A los pocos días le pusieron a Pablo una librea galonada, que Susana hizo llevar de Madrid; aprisionaron su pescuezo en un pequeño y rígido corbatín que no le permitía hacer movimiento alguno de cabeza; calzáronle lujosamente, completando el atavío con un gran sombrero, que el infeliz necesitaba sostener con las manos para que no se viniera al suelo. No sabía cómo manejar los brazos y las piernas; estaba metido en un potro y todo le estorbaba, especialmente el corbatín, que no le permitía mirar a los lados. Los chicos de doña Nicolasa estaban atónitos y confundidos contemplando tanta hermosura, y particularmente les deslumbraba el fulgor de los botones de la librea, que les parecían otros tantos soles colgados en el pecho de Pablillo. La madre se moría de envidia en presencia del paje, y le hubiera dado mil azotes si no se lo impidiera el respeto a los bordados escudos de la familia que llevaba en las solapas y en las mangas.
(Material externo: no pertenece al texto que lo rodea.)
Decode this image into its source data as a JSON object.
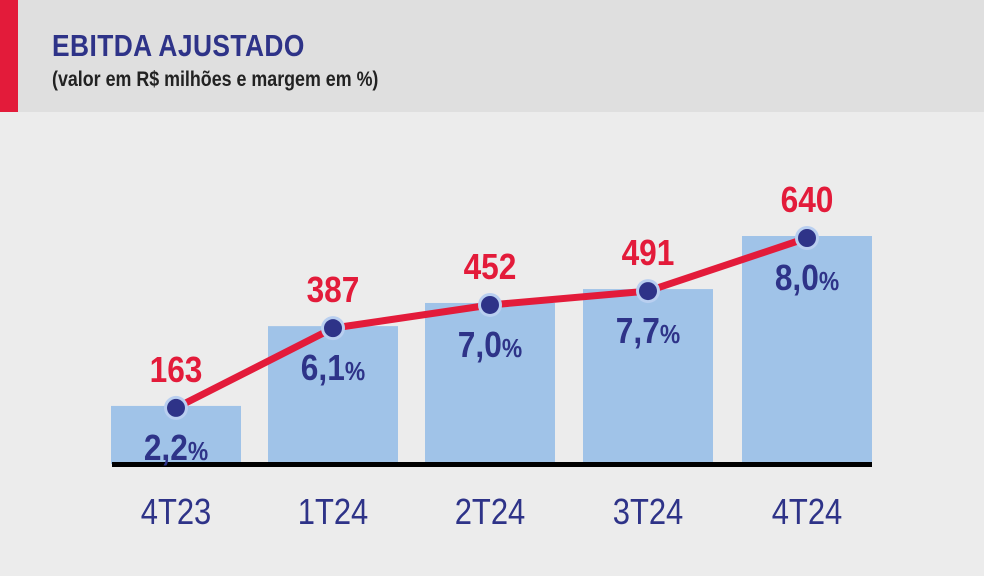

—Quítateme delante, espantajo —decía—. No parece sino que se ha entrado por las puertas el mico que traía el año pasado aquel de los títeres que vino de Madrid.
—¿No ve usted qué mal le sienta a este renacuajo un vestido tan lujoso? —decía D. Lorenzo.
—Ya lo creo. ¡Qué lástima de galones, que estarían mejor en la burra del tío Genillo!
Pero estas diatribas no pudieron calmar el estupor, el encanto de los chicos, que hubieran dado su existencia por ver sobre su cuerpo el más pequeño de aquellos resplandecientes botones. Sin hablar palabra lo rodeaban, con los ojos embelesados y exhalando tal cual suspiro, mientras Pablillo, en el centro del vasto círculo formado por toda la servidumbre, que había acudido a contemplarle, ya con burlas, ya con admiración, estaba lelo, estupefacto y trémulo, entre disgustado y orgulloso, sin mover brazo ni pierna, y cuidando de mantener derecha la cabeza para que el pesado alcázar de su sombrero no rodase por el suelo. ¡Infeliz, no sabía cuán caro había de costarle aquel repentino lujo!